可処分所得の増加分が貯蓄に回る消費の停滞
勤労者世帯の可処分所得は過去10年間で約10万円増え、2024年には月52万2,569円に達していますが、消費支出は月32万円にとどまり、10年前から1万円ほどしか伸びていません。これは、増加した可処分所得の大半が貯蓄に回っていることを意味します。インフレや将来に備える志向が強まっているため、実質個人消費はコロナ前の水準に戻らず、停滞が続いています。

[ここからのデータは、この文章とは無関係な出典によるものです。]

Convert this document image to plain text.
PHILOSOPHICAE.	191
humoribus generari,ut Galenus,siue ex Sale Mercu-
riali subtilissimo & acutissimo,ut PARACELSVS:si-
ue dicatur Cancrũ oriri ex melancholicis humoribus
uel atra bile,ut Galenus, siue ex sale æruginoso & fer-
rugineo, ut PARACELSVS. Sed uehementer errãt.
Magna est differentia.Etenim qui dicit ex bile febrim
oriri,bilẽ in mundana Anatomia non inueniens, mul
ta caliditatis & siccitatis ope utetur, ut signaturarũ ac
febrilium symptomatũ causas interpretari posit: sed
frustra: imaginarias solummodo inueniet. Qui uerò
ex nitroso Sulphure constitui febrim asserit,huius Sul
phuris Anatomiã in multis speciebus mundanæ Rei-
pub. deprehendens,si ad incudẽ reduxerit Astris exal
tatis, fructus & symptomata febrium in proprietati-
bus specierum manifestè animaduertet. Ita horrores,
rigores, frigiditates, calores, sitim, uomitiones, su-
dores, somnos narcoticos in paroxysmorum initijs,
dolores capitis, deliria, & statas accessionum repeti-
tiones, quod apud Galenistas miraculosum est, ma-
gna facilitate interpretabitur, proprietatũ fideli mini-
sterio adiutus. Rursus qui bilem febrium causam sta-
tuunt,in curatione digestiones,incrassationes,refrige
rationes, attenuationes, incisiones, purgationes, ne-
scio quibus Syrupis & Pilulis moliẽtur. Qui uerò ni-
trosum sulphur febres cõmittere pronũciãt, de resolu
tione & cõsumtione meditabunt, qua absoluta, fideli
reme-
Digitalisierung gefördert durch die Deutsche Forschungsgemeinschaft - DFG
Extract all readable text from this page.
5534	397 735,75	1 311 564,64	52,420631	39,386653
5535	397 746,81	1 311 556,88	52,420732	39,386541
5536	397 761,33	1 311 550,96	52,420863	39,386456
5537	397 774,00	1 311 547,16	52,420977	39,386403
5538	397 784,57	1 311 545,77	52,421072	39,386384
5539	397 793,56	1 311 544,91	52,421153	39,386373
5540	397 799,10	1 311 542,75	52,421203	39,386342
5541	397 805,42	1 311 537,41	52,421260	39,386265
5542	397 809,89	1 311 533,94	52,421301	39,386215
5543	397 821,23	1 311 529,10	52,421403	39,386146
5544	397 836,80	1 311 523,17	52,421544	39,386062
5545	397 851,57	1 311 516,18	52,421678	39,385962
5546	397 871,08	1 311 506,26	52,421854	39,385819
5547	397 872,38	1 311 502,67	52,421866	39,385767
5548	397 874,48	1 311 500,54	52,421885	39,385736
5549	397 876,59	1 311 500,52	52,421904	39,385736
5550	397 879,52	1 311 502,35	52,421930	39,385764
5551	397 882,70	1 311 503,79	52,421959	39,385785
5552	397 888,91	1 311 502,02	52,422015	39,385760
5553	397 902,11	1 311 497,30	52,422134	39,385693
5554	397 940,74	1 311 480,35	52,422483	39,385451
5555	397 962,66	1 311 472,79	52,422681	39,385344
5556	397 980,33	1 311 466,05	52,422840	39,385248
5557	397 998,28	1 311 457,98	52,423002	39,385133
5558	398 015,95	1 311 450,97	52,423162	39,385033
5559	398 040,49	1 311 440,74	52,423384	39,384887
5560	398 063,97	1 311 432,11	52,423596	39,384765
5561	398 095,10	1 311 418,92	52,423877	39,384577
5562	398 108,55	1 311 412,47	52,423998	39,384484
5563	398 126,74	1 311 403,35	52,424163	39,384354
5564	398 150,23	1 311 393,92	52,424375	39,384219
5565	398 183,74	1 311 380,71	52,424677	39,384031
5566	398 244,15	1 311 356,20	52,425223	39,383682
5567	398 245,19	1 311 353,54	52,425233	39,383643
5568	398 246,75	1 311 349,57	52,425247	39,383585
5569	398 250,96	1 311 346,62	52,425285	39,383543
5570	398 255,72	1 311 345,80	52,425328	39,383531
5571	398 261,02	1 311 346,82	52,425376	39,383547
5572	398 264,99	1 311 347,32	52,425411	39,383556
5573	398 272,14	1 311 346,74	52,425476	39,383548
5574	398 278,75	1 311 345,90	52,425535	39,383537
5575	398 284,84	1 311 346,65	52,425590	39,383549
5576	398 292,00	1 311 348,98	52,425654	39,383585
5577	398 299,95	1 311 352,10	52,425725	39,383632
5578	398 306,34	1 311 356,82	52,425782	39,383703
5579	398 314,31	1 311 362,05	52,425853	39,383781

消費を牽引する層を増やすためには、転勤制度の廃止や硬直的な労働市場を改め、働き方を豊かにし、子育てをしながらでもパワーカップルでいられる安心感を高めることが求められます。パワーカップルの一般的な基準とされる一人700万円という年収も、今や米国やドイツなどの平均水準に届いていません。
実質賃金マイナス回復には5年かかる見込み
賃金上昇はインフレに追いついていません。2022年以降のインフレにより、実質賃金は2022〜2024年度の3年間で累計マイナス4.4%となっています。5%を超える賃上げが実現しても、インフレが続くため、家計の体感的なダメージはなかなか回復しにくい状況です。政府目標である実質賃金プラス1%/年が続いたとしても、目減りした給料を2021年度水準に戻すには約5年かかる見込みです。賃上げの定着、生産性向上、適正な価格転嫁を同時に回し、実質ベースで賃金が伸びるというノルムを途切れさせず続けることが、消費を促す好循環に必要とされます。